Diperkirakan, sebagian besar dari 29 ribu anak tersebut sebenarnya sedang menempuh pendidikan di lingkungan pesantren, sehingga tercatat secara administratif sebagai “tidak sekolah” meskipun sebenarnya tetap belajar. Hal inilah yang menjadi fokus utama satgas dalam melakukan klarifikasi data.

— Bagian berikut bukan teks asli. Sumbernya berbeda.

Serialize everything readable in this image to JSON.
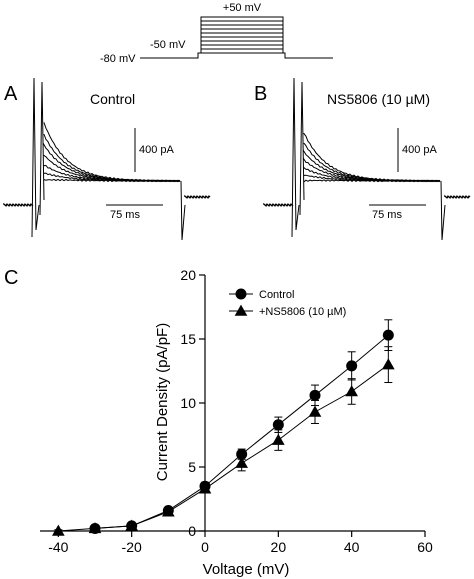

Pemkab bertekad memastikan setiap anak di Kabupaten Tasikmalaya mendapatkan hak pendidikan yang setara, baik di jalur formal maupun non-formal. Dengan kerja cepat satgas, diharapkan data anak tidak sekolah bisa terpetakan secara akurat dan program penanggulangan bisa segera diluncurkan.

Data Riset Terbaru:
Studi dari Kementerian Pendidikan, Kebudayaan, Riset, dan Teknologi (2024) menunjukkan bahwa sekitar 68% anak putus sekolah di daerah pedesaan beralih ke pendidikan keagamaan, terutama pesantren. Namun, sistem pencatatan yang belum terintegrasi menyebabkan mereka tercatat sebagai “tidak sekolah”. Laporan UNESCO 2023 juga mencatat bahwa Indonesia kehilangan 2,1 juta anak dari sistem pendidikan formal antara 2020–2023, tetapi sekitar 45% di antaranya tetap mengakses pendidikan melalui jalur alternatif.

Studi Kasus:
Di Kabupaten Cirebon, program integrasi data pendidikan antara Dinas Pendidikan dan Kantor Urusan Agama pada 2023 berhasil menurunkan angka ATS dari 18.000 menjadi 7.200 dalam waktu satu tahun. Pendekatan kolaboratif ini menjadi model yang bisa ditiru oleh daerah lain, termasuk Tasikmalaya.

Infografis (Konsep):

  • 29.000 anak tercatat sebagai ATS di Tasikmalaya
  • 57% siswa lanjut dari SMP ke SMA (data Dinas Pendidikan)
  • 99% siswa lanjut dari SD ke SMP
  • 68% anak ATS sebenarnya di pesantren (riset Kemdikbudristek 2024)
  • 1 provinsi (Jawa Barat) dengan angka ATS tertinggi di Indonesia

Pendidikan adalah hak dasar setiap anak, dan tanggung jawab kita bersama untuk memastikan tidak ada satu pun yang tertinggal. Dengan data yang akurat dan komitmen yang kuat, Kabupaten Tasikmalaya bisa menjadi contoh nyata bagaimana pemerintah daerah hadir menyelesaikan tantangan pendidikan secara bijak dan inklusif. Mari dukung langkah ini, karena masa depan generasi penerus ditentukan dari kepastian data dan ketepatan aksi hari ini.